20 Mr Sackar submitted that the decision of the Court of Appeal in Amalgamated Television Services Pty Limited v Marsden (1998) 43 NSWLR 158 warrants the further application now being pursued. He submitted that not only do the imputations the defendant now wishes to challenge have the vices he has identified in his submissions but in the decision of Marsden Hunt CJ at CL, with whose judgment the other members of the court agreed, was critical of the use of the word “caused”. His Honour’s remarks in Marsden are to be seen in the context of a challenge to the form of two imputations which employed the use of the word “caused”. His Honour said at 163:
“It was made apparent to counsel for the plaintiff during the hearing of the appeal in the present case that this form of pleading had not been successful in identifying the sense in which the word ‘caused’ was used in these two imputations. ‘Caused’ is what has become known as a ‘weasel’ word, in that, such is its convenient ambiguity, no-one will ever know the way in which it is being used or understood: E C Brewer, I H Evans, Brewer's Dictionary of Phrase and Fable (1989), London, Cassell; ‘weasel word’ is an expression of United States origin, but it is very expressive when applied to a word which has both a more serious and a less serious meaning: see also The Grand Panjandrim, JN Hook (1991, Macmillon) (at 151). Here, it could mean the immediate cause (or the last link in the chain of causation) or it could mean some preceding link without which the consequences asserted by the plaintiff could not have occurred (the causa causans or the causa sine qua non). Such ambiguity would necessarily be destructive of a trial involving such emotive issues as this one will involve.”
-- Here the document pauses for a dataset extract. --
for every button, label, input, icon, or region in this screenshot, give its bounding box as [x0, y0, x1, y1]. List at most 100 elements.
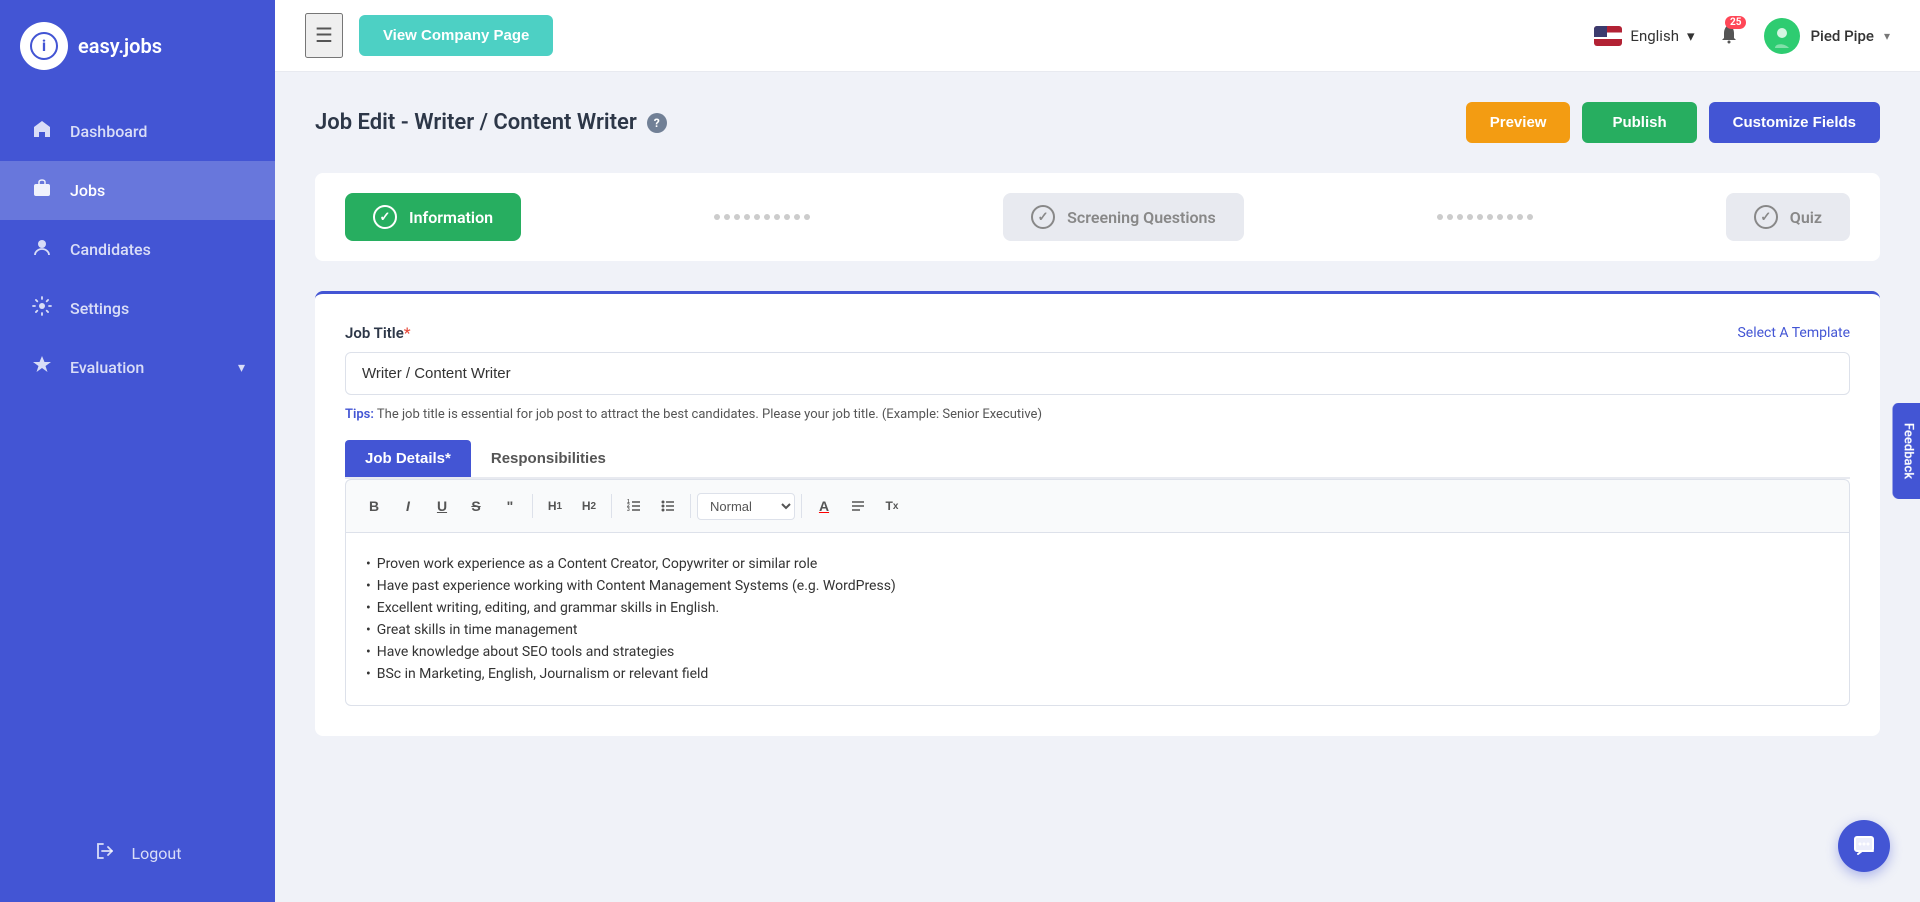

21 Amendments as to the form of the imputations were made in the course of the appeal but it is to be observed that the amended imputations each continued to employ the use of the word “caused”. The court then went on to consider the question of capacity as to the two imputations as amended, and one of the imputations, employing the word “caused” survived on appeal and it was ordered that it be permitted to go to the jury.
22 The criticism of the imputations challenged in Marsden is to be seen in context. Having had the opportunity of reading that judgment, I do not see it as basing a conclusion that there has been a material change of circumstances since Levine J’s earlier decision on the two imputations with which this present application is concerned. I note in passing that counsel appearing as junior counsel on the appeal in Marsden was the same experienced counsel who had appeared for the defendant before Levine J in August 1997. The decision of the Court of Appeal in Marsden was delivered in February 1998 and it prompted no immediate fresh challenge to these imputations. I do not regard the timing of this present application as being an irrelevant consideration.
23 I have concluded that the principle underlying the reluctance of the courts to permit interlocutory decisions to be revisited has been enlivened in the present circumstances. I respectfully agree with the expression of the relevant principle by McLelland CJ in Eq in Collier v Howard (supra) and I find no material change in circumstances since Levine J published his judgment on 29 August 1997.
24 Accordingly the defendant’s application fails and the defendant must pay the costs of the application. I however reject Mr Connell’s application that such costs be paid on an indemnity basis.25 1. The defendant’s application is dismissed.
Formal orders
2. I order the defendant to pay the plaintiff’s costs of the application.